When can an AG refuse to defend a law?

Last week U.S. Attorney General Eric Holder urged state attorneys general to refuse to defend state laws and state constitutional amendments they believe violate the U.S. Constitution.

Holder’s comments may not be fresh news at this point, but it’s still an interesting and ongoing problem faced by state attorneys general. If the attorney general’s client is the state, to what extent does he or she have an ethical duty to represent the state’s interests in challenges against state laws or constitutional amendments?

There are extreme circumstances in which most people would agree there would be no duty to defend a blatantly unconstitutional law such as, hypothetically speaking, a law reestablishing racial segregation.

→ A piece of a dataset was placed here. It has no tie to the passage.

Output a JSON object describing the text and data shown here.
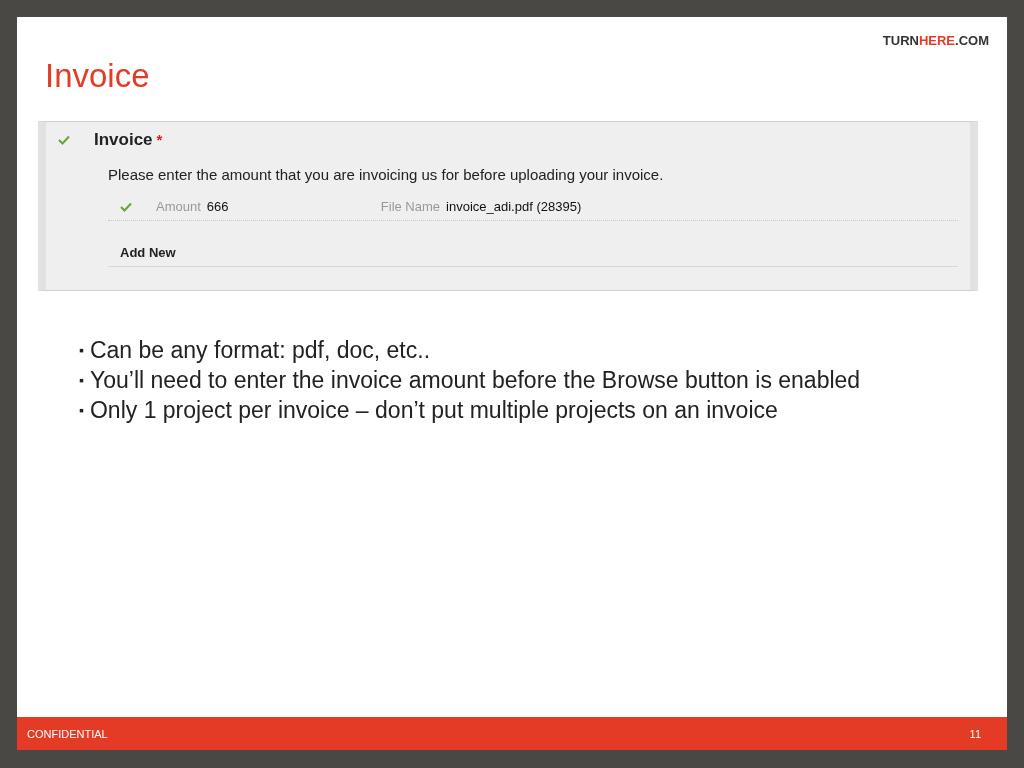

In fact, I’m not sure an attorney general could ethically (under rule 3.1 of the NC Rules of Professional Conduct) defend such a law knowing the defense would be almost the definition of frivolous.

In cases where it is not clear, which I think applies to most cases, I think an attorney general has to zealously represent his or her client, the state, regardless of personal opinions. That comes with the territory.

But in a system where the attorney general is elected independently of the other branches of government, there will inevitably be conflicts depending on political affiliation. These conflicts can be exacerbated when disagreements on public policy are aired in public.

To address this problem of conflicts of interest, SB 473 was passed last year, putting North Carolina in the company of several other states that give the governor, legislature, or individual legislators standing to intervene in lawsuits to defend state laws.